Lastly, laws that seek to give unequal treatment to ANY OTHER GROUP OF PEOPLE YOU CAN THINK OF fall into the third and final test known as the "Rational Basis" test. This test is weighted in favor of the states because all they have to do is articulate any "rational basis" for the state law and it will be upheld as constitutional. "Rational basis" here basically just means a "good reason" for having the law. States normally (but not always) win whenever there is an Equal Protection challenge on Rational Basis grounds.
Having said all of that, the federal judge in this case made a solid legal ruling primarily for 2 reasons:
1. For starters, the judge did not create new law.
The Federal Courts, following the lead of the Supreme Court, have been reluctant to elevate the classification of sexual orientation from Rational Basis up to either Intermediate or Strict Scrutiny. We can debate all day long about whether the Supreme Court SHOULD raise the level of scrutiny on sexual orientation issues from Rational Basis to something higher, and maybe one day they will, but the fact of the matter is that as of 2010 they have not chosen to do so. And since they haven't, it would have been inconsistent for this judge to have ruled that Prop 8 did not pass Intermediate or Strict Scrutiny. But he didn't do that. He exercised judicial restraint and stayed consistent with the Equal Protection analysis concerning sexual orientation issues that has been articulated by the Supreme Court. Because this judge followed protocol here, this ruling will be difficult to overturn on appeal.
2. Other State laws that have discriminated on the basis of Sexual Orientation have failed the Rational Basis Test.
The key decision that is controlling here is the landmark case Romer v. Evans, 517 U.S. 620 (1996). In Romer, Justice Kennedy wrote for the 6-3 majority which held that a Colorado amendment to its state constitution that sought to deny rights to Gays and Lesbians failed the Rational Basis test. With respect to Colorado's law, Kennedy stated that:
Its sheer breadth is so discontinuous with the reasons offered for it that the amendment seems inexplicable by anything but animus toward the class that it affects; it lacks a rational relationship to legitimate state interests.And that, my friends, is what we call a "precedent."
In sum, the federal district court here, legally speaking, made a solid ruling. You can't just put up a law that says "Gays can't get married" and then when you are asked "well why not?" you can't give any rational basis for the law other than hate, fear, or personal dislike.
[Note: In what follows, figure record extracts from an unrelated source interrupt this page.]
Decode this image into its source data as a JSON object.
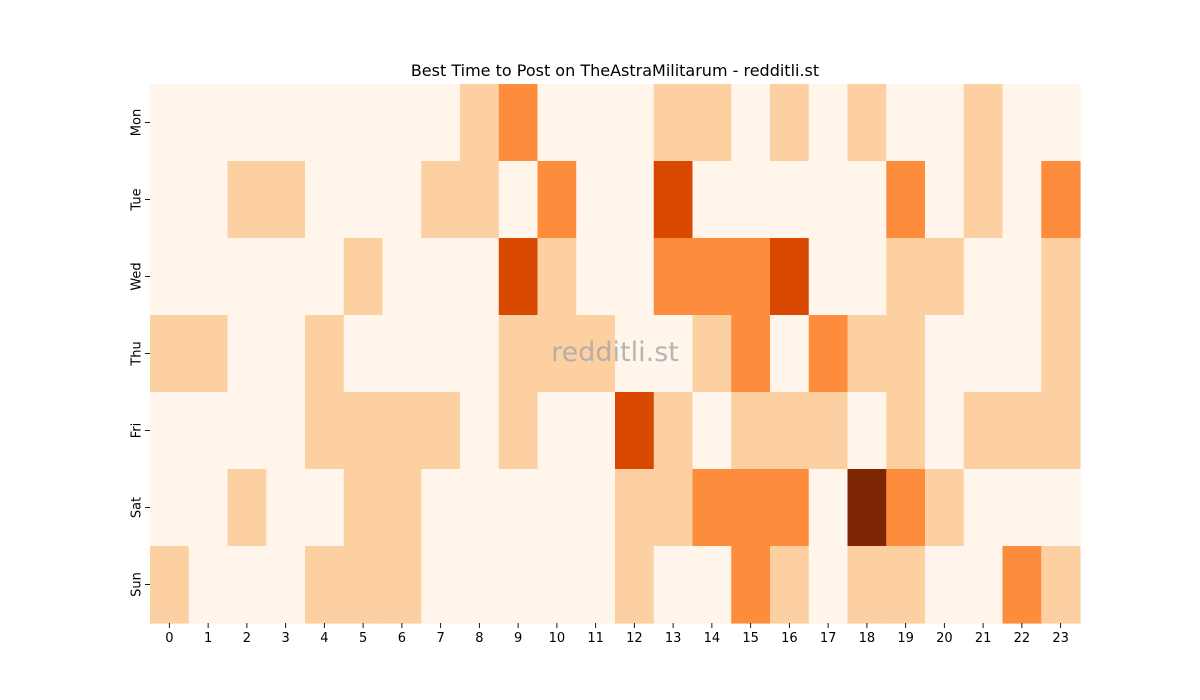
{
  "chart_data": {
    "type": "heatmap",
    "title": "Best Time to Post on TheAstraMilitarum - redditli.st",
    "xlabel": "",
    "ylabel": "",
    "watermark": "redditli.st",
    "x_categories": [
      "0",
      "1",
      "2",
      "3",
      "4",
      "5",
      "6",
      "7",
      "8",
      "9",
      "10",
      "11",
      "12",
      "13",
      "14",
      "15",
      "16",
      "17",
      "18",
      "19",
      "20",
      "21",
      "22",
      "23"
    ],
    "y_categories": [
      "Mon",
      "Tue",
      "Wed",
      "Thu",
      "Fri",
      "Sat",
      "Sun"
    ],
    "values": [
      [
        0,
        0,
        0,
        0,
        0,
        0,
        0,
        0,
        1,
        2,
        0,
        0,
        0,
        1,
        1,
        0,
        1,
        0,
        1,
        0,
        0,
        1,
        0,
        0
      ],
      [
        0,
        0,
        1,
        1,
        0,
        0,
        0,
        1,
        1,
        0,
        2,
        0,
        0,
        3,
        0,
        0,
        0,
        0,
        0,
        2,
        0,
        1,
        0,
        2
      ],
      [
        0,
        0,
        0,
        0,
        0,
        1,
        0,
        0,
        0,
        3,
        1,
        0,
        0,
        2,
        2,
        2,
        3,
        0,
        0,
        1,
        1,
        0,
        0,
        1
      ],
      [
        1,
        1,
        0,
        0,
        1,
        0,
        0,
        0,
        0,
        1,
        1,
        1,
        0,
        0,
        1,
        2,
        0,
        2,
        1,
        1,
        0,
        0,
        0,
        1
      ],
      [
        0,
        0,
        0,
        0,
        1,
        1,
        1,
        1,
        0,
        1,
        0,
        0,
        3,
        1,
        0,
        1,
        1,
        1,
        0,
        1,
        0,
        1,
        1,
        1
      ],
      [
        0,
        0,
        1,
        0,
        0,
        1,
        1,
        0,
        0,
        0,
        0,
        0,
        1,
        1,
        2,
        2,
        2,
        0,
        4,
        2,
        1,
        0,
        0,
        0
      ],
      [
        1,
        0,
        0,
        0,
        1,
        1,
        1,
        0,
        0,
        0,
        0,
        0,
        1,
        0,
        0,
        2,
        1,
        0,
        1,
        1,
        0,
        0,
        2,
        1
      ]
    ],
    "value_range": [
      0,
      4
    ],
    "color_levels": [
      "#fff5eb",
      "#fdd0a2",
      "#fd8d3c",
      "#d94801",
      "#7f2704"
    ],
    "colorbar": false,
    "grid": false
  }
}
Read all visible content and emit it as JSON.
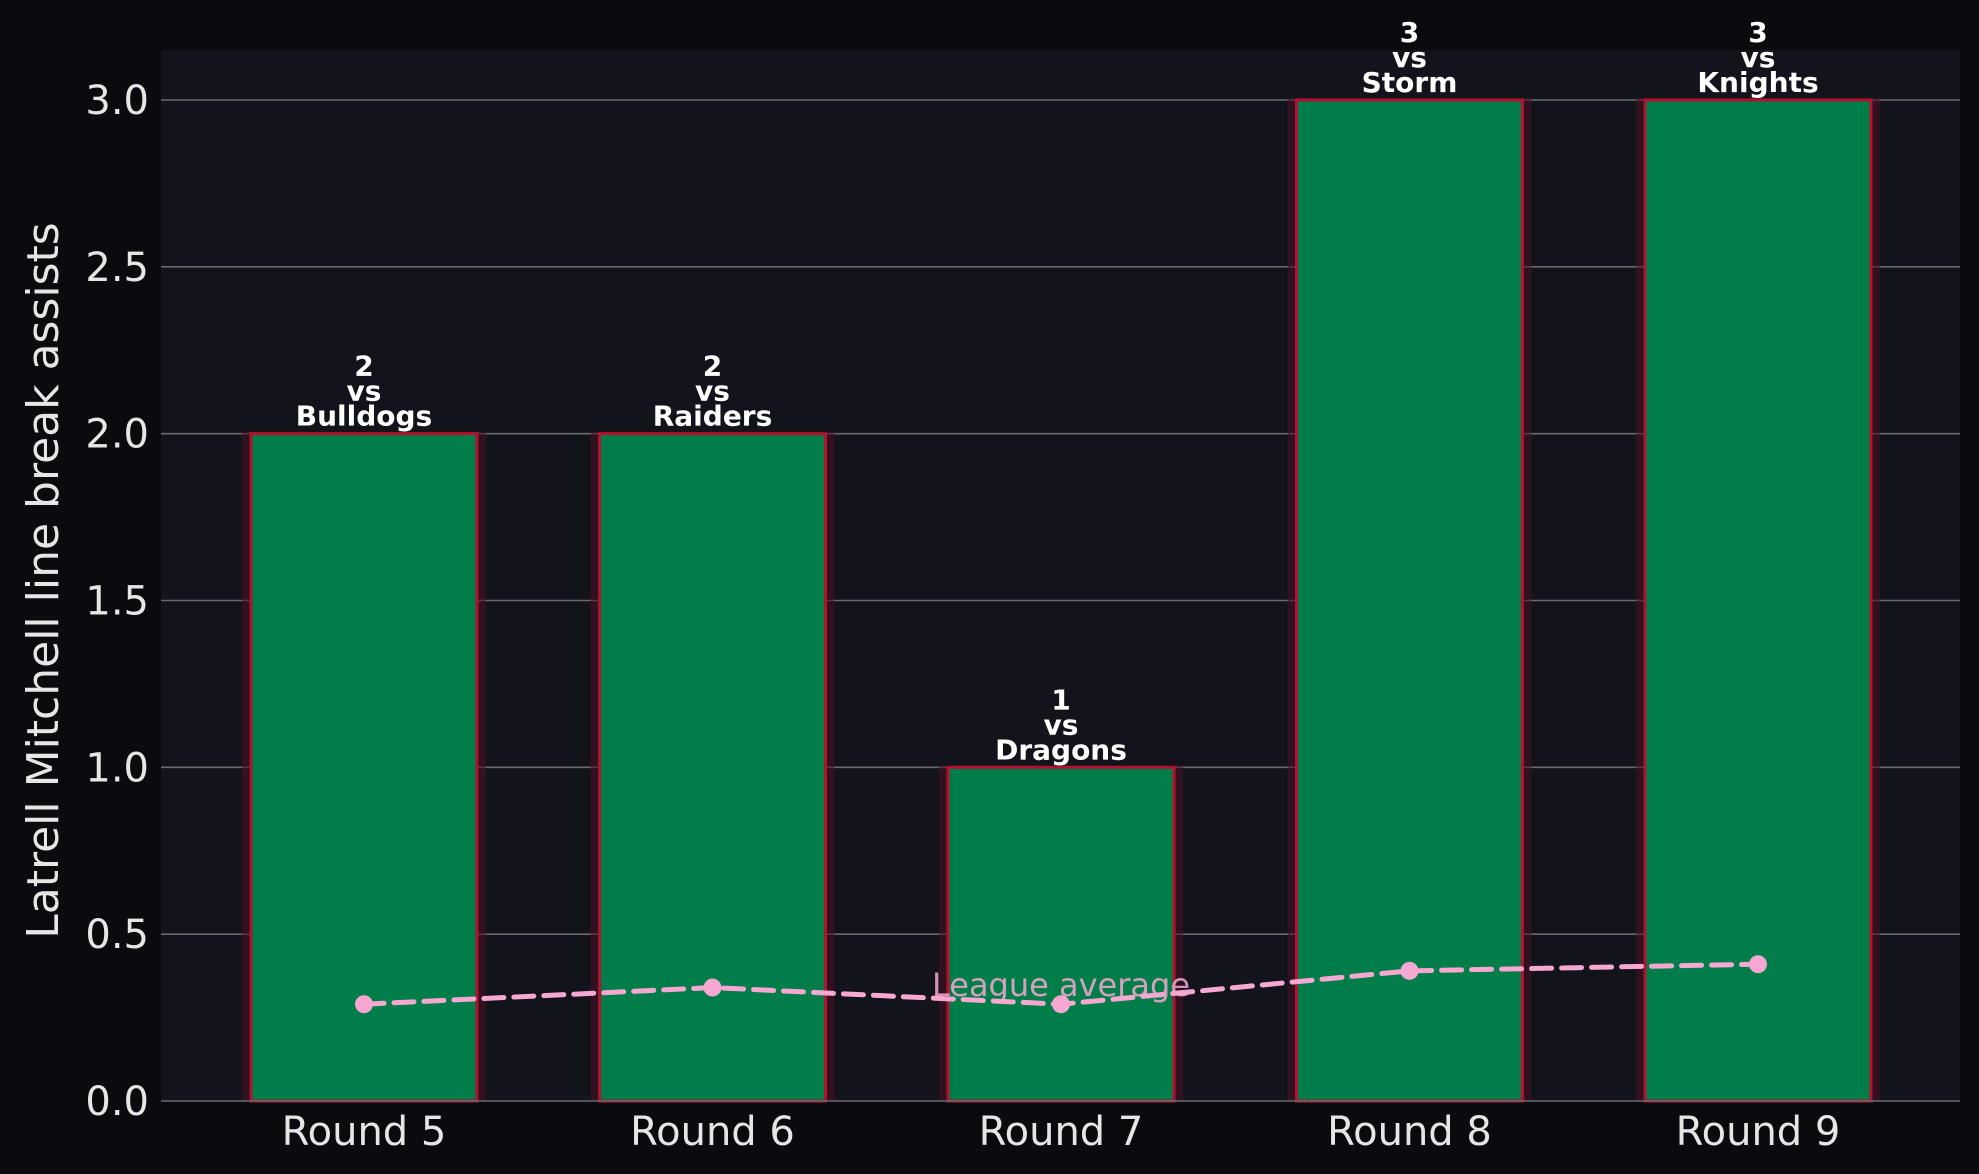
{
  "chart_data": {
    "type": "bar",
    "categories": [
      "Round 5",
      "Round 6",
      "Round 7",
      "Round 8",
      "Round 9"
    ],
    "series": [
      {
        "values": [
          2,
          2,
          1,
          3,
          3
        ],
        "bar_labels": [
          "2\nvs\nBulldogs",
          "2\nvs\nRaiders",
          "1\nvs\nDragons",
          "3\nvs\nStorm",
          "3\nvs\nKnights"
        ]
      },
      {
        "name": "League average",
        "type": "line",
        "values": [
          0.29,
          0.34,
          0.29,
          0.39,
          0.41
        ]
      }
    ],
    "title": "",
    "xlabel": "",
    "ylabel": "Latrell Mitchell line break assists",
    "ylim": [
      0,
      3.15
    ],
    "yticks": [
      0.0,
      0.5,
      1.0,
      1.5,
      2.0,
      2.5,
      3.0
    ],
    "ytick_labels": [
      "0.0",
      "0.5",
      "1.0",
      "1.5",
      "2.0",
      "2.5",
      "3.0"
    ],
    "grid": "horizontal",
    "colors": {
      "page_background": "#0b0b0f",
      "plot_background": "#12131b",
      "bar_fill": "#007d48",
      "bar_edge": "#b3112e",
      "bar_glow": "#4a1022",
      "grid": "#6a6a70",
      "average_line": "#f7a8d2",
      "text": "#e6e6e6",
      "bar_label": "#ffffff"
    }
  }
}
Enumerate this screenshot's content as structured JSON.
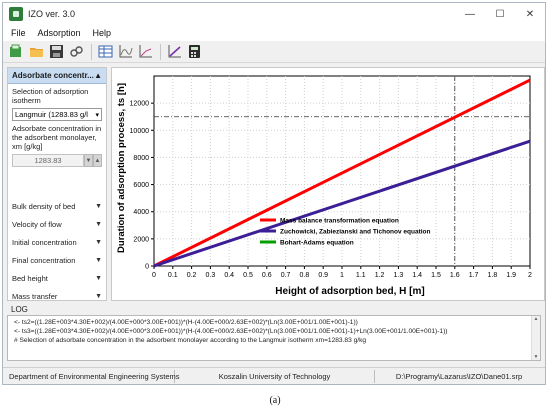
{
  "window": {
    "title": "IZO ver. 3.0",
    "controls": [
      "—",
      "☐",
      "✕"
    ]
  },
  "menu": [
    "File",
    "Adsorption",
    "Help"
  ],
  "toolbar_icons": [
    "new-file-icon",
    "open-folder-icon",
    "save-icon",
    "link-icon",
    "table-icon",
    "chart-curve-icon",
    "chart-line-icon",
    "chart-purple-icon",
    "calculator-icon"
  ],
  "sidebar": {
    "header": "Adsorbate concentr...",
    "isotherm_label": "Selection of adsorption isotherm",
    "isotherm_value": "Langmuir (1283.83 g/l",
    "concentration_label": "Adsorbate concentration in the adsorbent monolayer, xm [g/kg]",
    "concentration_value": "1283.83",
    "sections": [
      "Bulk density of bed",
      "Velocity of flow",
      "Initial concentration",
      "Final concentration",
      "Bed height",
      "Mass transfer"
    ]
  },
  "chart_data": {
    "type": "line",
    "xlabel": "Height of adsorption bed, H [m]",
    "ylabel": "Duration of adsorption process, ts [h]",
    "xlim": [
      0,
      2
    ],
    "ylim": [
      0,
      14000
    ],
    "x_ticks": [
      "0",
      "0.1",
      "0.2",
      "0.3",
      "0.4",
      "0.5",
      "0.6",
      "0.7",
      "0.8",
      "0.9",
      "1",
      "1.1",
      "1.2",
      "1.3",
      "1.4",
      "1.5",
      "1.6",
      "1.7",
      "1.8",
      "1.9",
      "2"
    ],
    "y_ticks": [
      "0",
      "2000",
      "4000",
      "6000",
      "8000",
      "10000",
      "12000"
    ],
    "series": [
      {
        "name": "Mass balance transformation equation",
        "color": "#ff0000",
        "x": [
          0,
          2
        ],
        "y": [
          0,
          13700
        ]
      },
      {
        "name": "Zuchowicki, Zabiezianski and Tichonov equation",
        "color": "#3c1e96",
        "x": [
          0,
          2
        ],
        "y": [
          0,
          9200
        ]
      },
      {
        "name": "Bohart-Adams equation",
        "color": "#00a000",
        "x": [],
        "y": []
      }
    ],
    "reference": {
      "x": 1.6,
      "y": 11000
    },
    "grid": true,
    "legend": "lower-center"
  },
  "log": {
    "label": "LOG",
    "lines": [
      "<- ts2=((1.28E+003*4.30E+002)/(4.00E+000*3.00E+001))*(H-(4.00E+000/2.63E+002)*(Ln(3.00E+001/1.00E+001)-1))",
      "<- ts3=((1.28E+003*4.30E+002)/(4.00E+000*3.00E+001))*(H-(4.00E+000/2.63E+002)*(Ln(3.00E+001/1.00E+001)-1)+Ln(3.00E+001/1.00E+001)-1))",
      "# Selection of adsorbate concentration in the adsorbent monolayer according to the Langmuir isotherm xm=1283.83 g/kg"
    ]
  },
  "status": [
    "Department of Environmental Engineering Systems",
    "Koszalin University of Technology",
    "D:\\Programy\\Lazarus\\IZO\\Dane01.srp"
  ],
  "caption": "(a)"
}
Those may very well be your true feelings on the matter, and you have every right to feel that way, but do understand that those are not "rational" reasons for upholding a law that disadvantages a certain group of people from getting married. Moreover, it is difficult to see what legitimate state interest such a law could hope to achieve.
What is your opinion?
Is there EVER a time when the government or the judicial system should "overrule" the "will" of the people?
Did the Court here get it right?
What exactly do we gain as a society by banning Same-Sex couples from getting married?